20110116 reuters
ABUJA (Reuters) - A Nigerian opposition party on Sunday selected Ibrahim Shekarau, governor of the northern state of Kano, as its candidate to run against President Goodluck Jonathan in April elections.
The decision by the All Nigeria People's Party (ANPP) means all Jonathan's main rivals in the April 9 election are from the mostly Muslim north of Africa's most populous nation.
Jonathan won the ruling People's Democratic Party (PDP) primaries on Thursday but his candidacy is controversial because it breaks a pact within the PDP that power should rotate between the north and the largely Christian south every two terms.

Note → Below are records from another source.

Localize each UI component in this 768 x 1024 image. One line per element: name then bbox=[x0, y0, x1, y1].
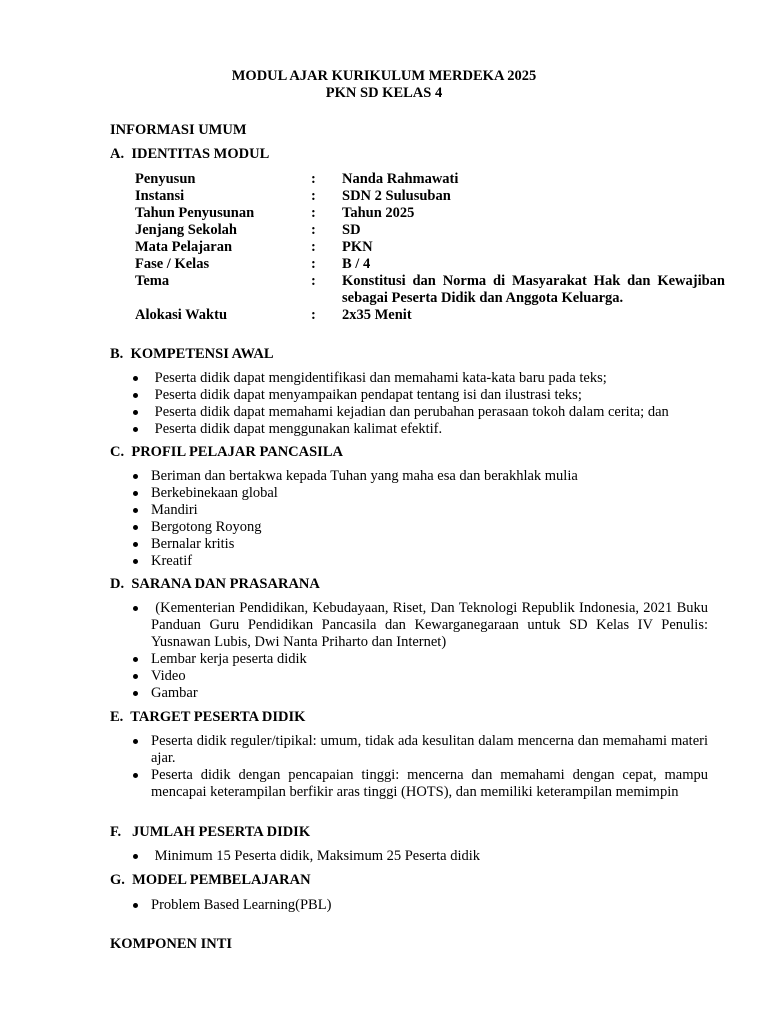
bullet-icon bbox=[133, 903, 138, 908]
identitas-row-tahun bbox=[135, 205, 725, 222]
bullet-icon bbox=[133, 525, 138, 530]
bullet-icon bbox=[133, 410, 138, 415]
identitas-separator: : bbox=[311, 188, 316, 204]
identitas-label: Tema bbox=[135, 273, 170, 289]
identitas-separator: : bbox=[311, 171, 316, 187]
list-item: Beriman dan bertakwa kepada Tuhan yang maha esa dan berakhlak mulia bbox=[130, 468, 708, 485]
list-item: Video bbox=[130, 668, 708, 685]
identitas-separator: : bbox=[311, 239, 316, 255]
bullet-icon bbox=[133, 657, 138, 662]
bullet-icon bbox=[133, 508, 138, 513]
profil-pelajar-heading: C. PROFIL PELAJAR PANCASILA bbox=[110, 444, 343, 460]
identitas-separator: : bbox=[311, 273, 316, 289]
list-item: Gambar bbox=[130, 685, 708, 702]
list-item: Minimum 15 Peserta didik, Maksimum 25 Peserta didik bbox=[130, 848, 708, 865]
jumlah-peserta-heading: F. JUMLAH PESERTA DIDIK bbox=[110, 824, 311, 840]
list-item: Bernalar kritis bbox=[130, 536, 708, 553]
target-peserta-list bbox=[130, 733, 708, 801]
identitas-row-alokasi bbox=[135, 307, 725, 324]
komponen-inti-heading: KOMPONEN INTI bbox=[110, 936, 233, 952]
identitas-value: B / 4 bbox=[342, 256, 371, 272]
identitas-row-fase bbox=[135, 256, 725, 273]
identitas-separator: : bbox=[311, 205, 316, 221]
identitas-label: Alokasi Waktu bbox=[135, 307, 228, 323]
identitas-label: Penyusun bbox=[135, 171, 196, 187]
identitas-separator: : bbox=[311, 256, 316, 272]
bullet-icon bbox=[133, 854, 138, 859]
identitas-value: SD bbox=[342, 222, 361, 238]
model-pembelajaran-list bbox=[130, 897, 708, 914]
identitas-row-mapel bbox=[135, 239, 725, 256]
identitas-separator: : bbox=[311, 307, 316, 323]
sarana-prasarana-list bbox=[130, 600, 712, 702]
identitas-label: Fase / Kelas bbox=[135, 256, 210, 272]
identitas-value: 2x35 Menit bbox=[342, 307, 412, 323]
target-peserta-heading: E. TARGET PESERTA DIDIK bbox=[110, 709, 306, 725]
list-item: Lembar kerja peserta didik bbox=[130, 651, 708, 668]
list-item: (Kementerian Pendidikan, Kebudayaan, Riset, Dan Teknologi Republik Indonesia, 2021 Buku Panduan Guru Pendidikan Pancasila dan Kewarganegaraan untuk SD Kelas IV Penulis: Yusnawan Lubis, Dwi Nanta Priharto dan Internet) bbox=[130, 600, 708, 651]
bullet-icon bbox=[133, 427, 138, 432]
identitas-row-jenjang bbox=[135, 222, 725, 239]
document-title: MODUL AJAR KURIKULUM MERDEKA 2025 bbox=[231, 68, 537, 84]
bullet-icon bbox=[133, 376, 138, 381]
identitas-value: PKN bbox=[342, 239, 373, 255]
identitas-value: SDN 2 Sulusuban bbox=[342, 188, 451, 204]
identitas-table bbox=[135, 171, 725, 324]
bullet-icon bbox=[133, 559, 138, 564]
list-item: Peserta didik dapat menggunakan kalimat efektif. bbox=[130, 421, 708, 438]
bullet-icon bbox=[133, 474, 138, 479]
identitas-row-instansi bbox=[135, 188, 725, 205]
bullet-icon bbox=[133, 773, 138, 778]
kompetensi-awal-list bbox=[130, 370, 708, 438]
model-pembelajaran-heading: G. MODEL PEMBELAJARAN bbox=[110, 872, 311, 888]
identitas-value: Nanda Rahmawati bbox=[342, 171, 459, 187]
kompetensi-awal-heading: B. KOMPETENSI AWAL bbox=[110, 346, 274, 362]
bullet-icon bbox=[133, 606, 138, 611]
bullet-icon bbox=[133, 691, 138, 696]
identitas-row-tema bbox=[135, 273, 725, 307]
list-item: Problem Based Learning(PBL) bbox=[130, 897, 708, 914]
bullet-icon bbox=[133, 393, 138, 398]
list-item: Mandiri bbox=[130, 502, 708, 519]
jumlah-peserta-list bbox=[130, 848, 708, 865]
list-item: Peserta didik dengan pencapaian tinggi: mencerna dan memahami dengan cepat, mampu mencapai keterampilan berfikir aras tinggi (HOTS), dan memiliki keterampilan memimpin bbox=[130, 767, 708, 801]
identitas-separator: : bbox=[311, 222, 316, 238]
document-subtitle: PKN SD KELAS 4 bbox=[325, 85, 443, 101]
identitas-label: Jenjang Sekolah bbox=[135, 222, 237, 238]
identitas-value: Konstitusi dan Norma di Masyarakat Hak dan Kewajiban sebagai Peserta Didik dan Anggota Keluarga. bbox=[342, 273, 725, 306]
list-item: Peserta didik dapat mengidentifikasi dan memahami kata-kata baru pada teks; bbox=[130, 370, 708, 387]
bullet-icon bbox=[133, 542, 138, 547]
list-item: Peserta didik reguler/tipikal: umum, tidak ada kesulitan dalam mencerna dan memahami materi ajar. bbox=[130, 733, 708, 767]
bullet-icon bbox=[133, 739, 138, 744]
identitas-modul-heading: A. IDENTITAS MODUL bbox=[110, 146, 270, 162]
list-item: Peserta didik dapat memahami kejadian dan perubahan perasaan tokoh dalam cerita; dan bbox=[130, 404, 708, 421]
identitas-row-penyusun bbox=[135, 171, 725, 188]
list-item: Kreatif bbox=[130, 553, 708, 570]
identitas-label: Mata Pelajaran bbox=[135, 239, 233, 255]
identitas-value: Tahun 2025 bbox=[342, 205, 415, 221]
bullet-icon bbox=[133, 674, 138, 679]
list-item: Bergotong Royong bbox=[130, 519, 708, 536]
profil-pelajar-list bbox=[130, 468, 708, 570]
sarana-prasarana-heading: D. SARANA DAN PRASARANA bbox=[110, 576, 320, 592]
informasi-umum-heading: INFORMASI UMUM bbox=[110, 122, 247, 138]
bullet-icon bbox=[133, 491, 138, 496]
list-item: Berkebinekaan global bbox=[130, 485, 708, 502]
list-item: Peserta didik dapat menyampaikan pendapat tentang isi dan ilustrasi teks; bbox=[130, 387, 708, 404]
identitas-label: Tahun Penyusunan bbox=[135, 205, 255, 221]
identitas-label: Instansi bbox=[135, 188, 185, 204]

Jonathan is a southerner, the first head of state from the oil-producing Niger Delta. He inherited the country's highest officer when his predecessor Umaru Yar'Adua, a northerner, died last year part way through his first term.
Some northern political factions say only a northerner should be running for president to complete what would have been Yar'Adua's second term.
Jonathan's main rival is expected to be ex-military ruler Muhammadu Buhari, who is running on the opposition Congress for Progressive Change (CPC) ticket.
The Action Congress of Nigeria (ACN) on Friday chose former anti-corruption tsar Nuhu Ribadu as its nominee.
Ribadu won international praise for the arrests of graft suspects and seizures of assets as the first head of Nigeria's Economic and Financial Crimes Commission, but he is a relative political newcomer and is seen as an outsider.
The PDP candidate has won every Nigerian election since the end of military rule in 1999 and the opposition is seen as unlikely to be able to unseat Jonathan unless it can unite behind a single northern candidate.
Former Vice President Atiku Abubakar, a northerner who was defeated by Jonathan in the PDP primaries, has questioned the conduct of the vote but has not indicated whether he will try to form an alliance with a rival party.